Wenn er weder von Menschen erzeugt wird noch von einem Bot, der bereits als bekannt und vertrauenswürdig auf die Whitelist gesetzt wurde, dann hat er im Netzwerk nichts verloren.
Dabei ist es völlig unerheblich, ob ein Bot versucht, Konzertkarten zu kaufen, Metadaten auszulesen oder ein Skript einzuschleusen. In diesem Fall muss man nicht erst abwarten, welche Aktivität der Bot im Sinn haben könnte.

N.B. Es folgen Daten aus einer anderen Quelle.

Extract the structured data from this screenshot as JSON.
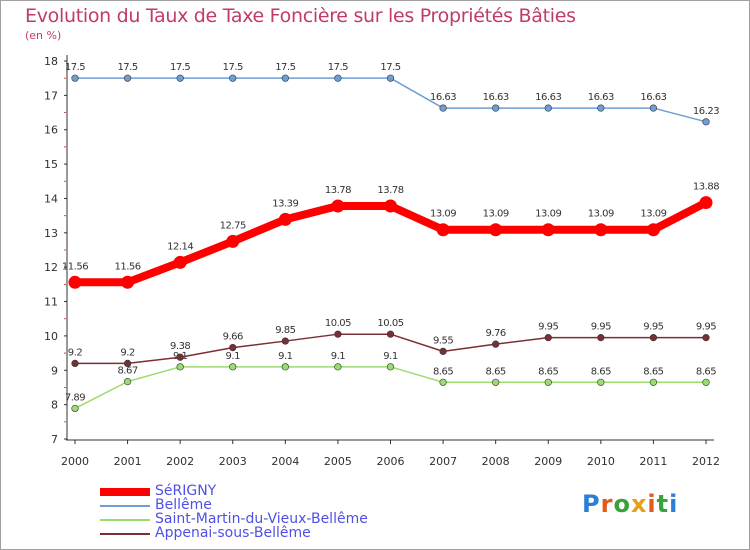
{
  "chart_data": {
    "type": "line",
    "title": "Evolution du Taux de Taxe Foncière sur les Propriétés Bâties",
    "unit_label": "(en %)",
    "x": [
      "2000",
      "2001",
      "2002",
      "2003",
      "2004",
      "2005",
      "2006",
      "2007",
      "2008",
      "2009",
      "2010",
      "2011",
      "2012"
    ],
    "ylim": [
      7,
      18
    ],
    "yticks": [
      7,
      8,
      9,
      10,
      11,
      12,
      13,
      14,
      15,
      16,
      17,
      18
    ],
    "grid": false,
    "legend_position": "bottom-left",
    "series": [
      {
        "name": "SéRIGNY",
        "color": "#ff0000",
        "emphasis": true,
        "values": [
          11.56,
          11.56,
          12.14,
          12.75,
          13.39,
          13.78,
          13.78,
          13.09,
          13.09,
          13.09,
          13.09,
          13.09,
          13.88
        ],
        "labels": [
          "11.56",
          "11.56",
          "12.14",
          "12.75",
          "13.39",
          "13.78",
          "13.78",
          "13.09",
          "13.09",
          "13.09",
          "13.09",
          "13.09",
          "13.88"
        ]
      },
      {
        "name": "Bellême",
        "color": "#6f9ed5",
        "emphasis": false,
        "values": [
          17.5,
          17.5,
          17.5,
          17.5,
          17.5,
          17.5,
          17.5,
          16.63,
          16.63,
          16.63,
          16.63,
          16.63,
          16.23
        ],
        "labels": [
          "17.5",
          "17.5",
          "17.5",
          "17.5",
          "17.5",
          "17.5",
          "17.5",
          "16.63",
          "16.63",
          "16.63",
          "16.63",
          "16.63",
          "16.23"
        ]
      },
      {
        "name": "Saint-Martin-du-Vieux-Bellême",
        "color": "#9bdc6e",
        "emphasis": false,
        "values": [
          7.89,
          8.67,
          9.1,
          9.1,
          9.1,
          9.1,
          9.1,
          8.65,
          8.65,
          8.65,
          8.65,
          8.65,
          8.65
        ],
        "labels": [
          "7.89",
          "8.67",
          "9.1",
          "9.1",
          "9.1",
          "9.1",
          "9.1",
          "8.65",
          "8.65",
          "8.65",
          "8.65",
          "8.65",
          "8.65"
        ]
      },
      {
        "name": "Appenai-sous-Bellême",
        "color": "#7a2f35",
        "emphasis": false,
        "values": [
          9.2,
          9.2,
          9.38,
          9.66,
          9.85,
          10.05,
          10.05,
          9.55,
          9.76,
          9.95,
          9.95,
          9.95,
          9.95
        ],
        "labels": [
          "9.2",
          "9.2",
          "9.38",
          "9.66",
          "9.85",
          "10.05",
          "10.05",
          "9.55",
          "9.76",
          "9.95",
          "9.95",
          "9.95",
          "9.95"
        ]
      }
    ]
  },
  "logo": {
    "text": "Proxiti"
  }
}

Er muss einfach nur als nicht vertrauenswürdiger Bot identifiziert werden – und ihm muss der Zugang verwehrt werden.
Dies wird den Webanwendungsverkehr, der in das Netzwerk eingeht, mit einem Schlag um mehr als ein Drittel reduzieren.

Wenn nur Menschen (und eine Handvoll weißgelisteter Bots) im Netzwerk agieren, dann werden die defensiven Automatisierungs- und Machine-Learning-Maßnahmen wesentlich wirkungsvoller sein. Sicherheitsalarme und andere Resultate werden in einer Menge und Geschwindigkeit eingehen, die Menschen effektiv bewältigen können. Ohne all die Aktivitäten nicht genehmigter Bots im Netzwerk werden diese Datensätze zudem per se mehr Kontext enthalten – und das wird den Faktor Vielfalt minimieren.

Das Ergebnis: die zuständige IT-Abteilung wird mit wesentlich weniger Sicherheitsalarmen zu kämpfen haben – und wahrscheinlich mehr Alarmen Beachtung schenken können. Ein zusätzlicher Bonus ist, dass diese Reduktion der Dimensionalität zu mehr – und einfacheren – Datensätzen führen wird, sodass sich die Machine-Learning-Fähigkeiten des Netzwerks verbessern können.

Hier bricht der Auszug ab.